Para Selma, o radicalismo das empresas indica que elas apostam no radicalismo dos aeroviários para se livrar da responsabilidade de desorganização e falta de planejamento e jogam a culpa pela venda de passagens em excesso sobre os funcionários. Ela participou de uma reunião do comando de greve, que manteve para o próximo dia 23 a decisão de paralisar o setor.

"Nós discutimos isso hoje e questionamos se não estávamos entrando em uma cilada. Mas qual é o momento que temos, fora da data-base, para entrar em greve? Temos uma questão de honra de paralisar, se não obtivermos uma contraproposta, por conta do acirramento que está na base, entre os trabalhadores", disse.

O Sindicato Nacional das Empresas Aeroviárias (Snea) classificou de "teoria absurda" a denúncia levantada pela presidente do SNA e informou que as empresas continuam abertas ao diálogo.

Acordo salarial
Os aeroviários exigem aumento salarial de 13% e alta de 30% no piso. Já os aeronautas cobram índice de reajuste de 15%, segundo a Federação Nacional dos Trabalhadores da Aviação Civil (Fentac), filiada à Central Única dos Trabalhadores (CUT).

Representantes das companhias aéreas se reuniram com os aeroviários (funcionários que atuam em terra) e aeronautas (atuam em voos) na quarta-feira, mas não houve acordo. As companhias mantiveram proposta de reajuste de 6%, segundo o Snea.

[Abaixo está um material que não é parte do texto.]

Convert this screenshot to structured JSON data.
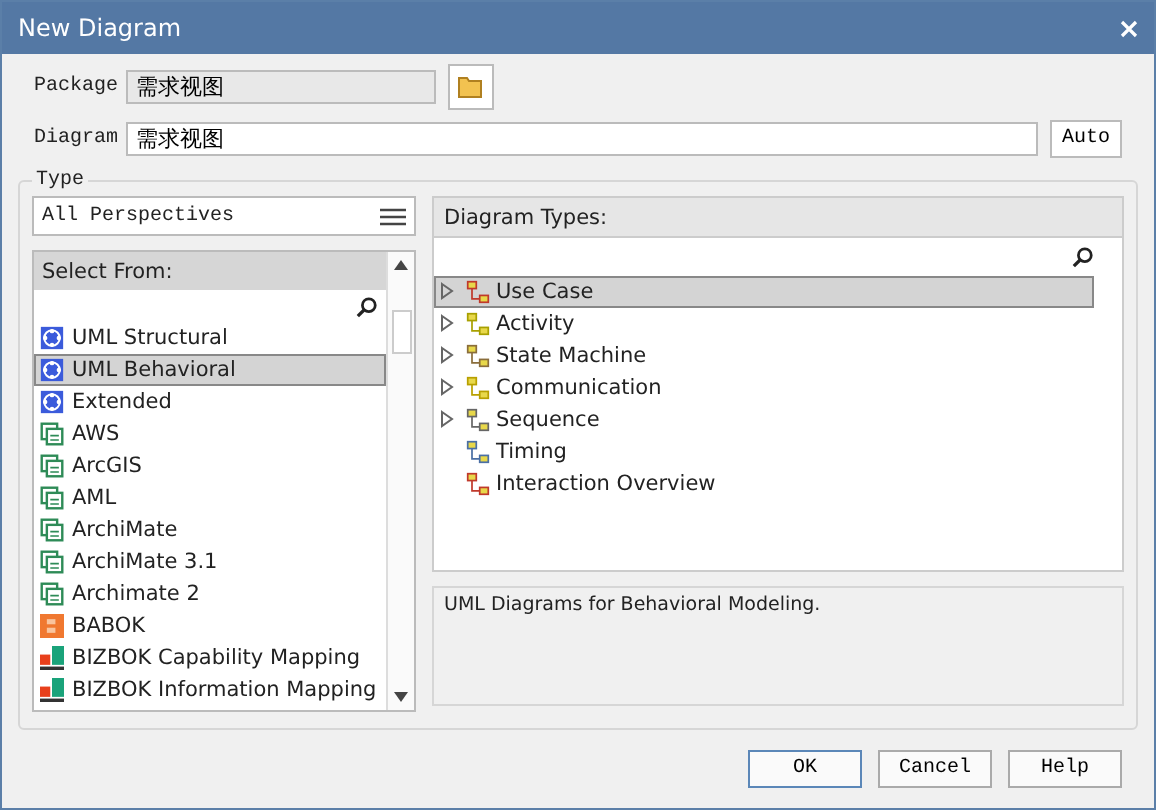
{
  "window": {
    "title": "New Diagram"
  },
  "package": {
    "label": "Package",
    "value": "需求视图"
  },
  "diagram": {
    "label": "Diagram",
    "value": "需求视图",
    "auto_button": "Auto"
  },
  "type_group": {
    "label": "Type",
    "perspective": {
      "value": "All Perspectives"
    },
    "select_from": {
      "header": "Select From:",
      "items": [
        {
          "label": "UML Structural",
          "kind": "uml",
          "selected": false
        },
        {
          "label": "UML Behavioral",
          "kind": "uml",
          "selected": true
        },
        {
          "label": "Extended",
          "kind": "uml",
          "selected": false
        },
        {
          "label": "AWS",
          "kind": "mdg",
          "selected": false
        },
        {
          "label": "ArcGIS",
          "kind": "mdg",
          "selected": false
        },
        {
          "label": "AML",
          "kind": "mdg",
          "selected": false
        },
        {
          "label": "ArchiMate",
          "kind": "mdg",
          "selected": false
        },
        {
          "label": "ArchiMate 3.1",
          "kind": "mdg",
          "selected": false
        },
        {
          "label": "Archimate 2",
          "kind": "mdg",
          "selected": false
        },
        {
          "label": "BABOK",
          "kind": "babok",
          "selected": false
        },
        {
          "label": "BIZBOK Capability Mapping",
          "kind": "bizbok",
          "selected": false
        },
        {
          "label": "BIZBOK Information Mapping",
          "kind": "bizbok",
          "selected": false
        }
      ]
    },
    "diagram_types": {
      "header": "Diagram Types:",
      "items": [
        {
          "label": "Use Case",
          "kind": "usecase",
          "expandable": true,
          "selected": true
        },
        {
          "label": "Activity",
          "kind": "activity",
          "expandable": true,
          "selected": false
        },
        {
          "label": "State Machine",
          "kind": "state",
          "expandable": true,
          "selected": false
        },
        {
          "label": "Communication",
          "kind": "communication",
          "expandable": true,
          "selected": false
        },
        {
          "label": "Sequence",
          "kind": "sequence",
          "expandable": true,
          "selected": false
        },
        {
          "label": "Timing",
          "kind": "timing",
          "expandable": false,
          "selected": false
        },
        {
          "label": "Interaction Overview",
          "kind": "interaction",
          "expandable": false,
          "selected": false
        }
      ]
    },
    "description": "UML Diagrams for Behavioral Modeling."
  },
  "buttons": [
    {
      "label": "OK",
      "default": true
    },
    {
      "label": "Cancel",
      "default": false
    },
    {
      "label": "Help",
      "default": false
    }
  ]
}
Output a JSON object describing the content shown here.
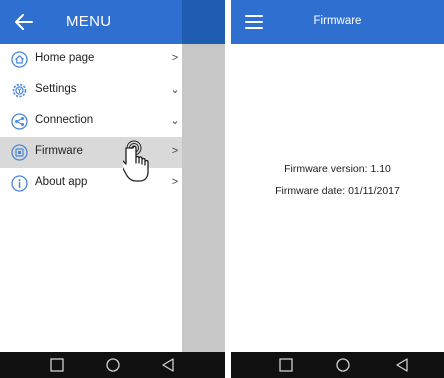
{
  "left": {
    "drawer_title": "MENU",
    "menu_items": [
      {
        "label": "Home page",
        "icon": "home-icon",
        "chevron": ">"
      },
      {
        "label": "Settings",
        "icon": "settings-icon",
        "chevron": "⌄"
      },
      {
        "label": "Connection",
        "icon": "connection-icon",
        "chevron": "⌄"
      },
      {
        "label": "Firmware",
        "icon": "firmware-icon",
        "chevron": ">",
        "active": true
      },
      {
        "label": "About app",
        "icon": "info-icon",
        "chevron": ">"
      }
    ]
  },
  "right": {
    "title": "Firmware",
    "firmware_version": "Firmware version: 1.10",
    "firmware_date": "Firmware date: 01/11/2017"
  },
  "colors": {
    "appbar": "#2f6fcf",
    "icon": "#4a86d9",
    "navbar": "#101010"
  },
  "navbar": {
    "buttons": [
      "recents-button",
      "home-button",
      "back-button"
    ]
  }
}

O ministro da Defesa, Nelson Jobim afirmou nesta sexta-feira que o Ministério da Defesa tem um plano de contingência pronto para o caso os aeroviários entrem em greve durante as festas de final de ano. O plano seria colocado em prática nos aeroportos das principais capitais, como São Paulo, Rio de Janeiro, Brasília, Porto Alegre e Recife. "Mas eu não acredito que isso vá acontecer. Até lá, teremos uma solução. Se for preciso, haverá a intervenção do Poder Judiciário", disse.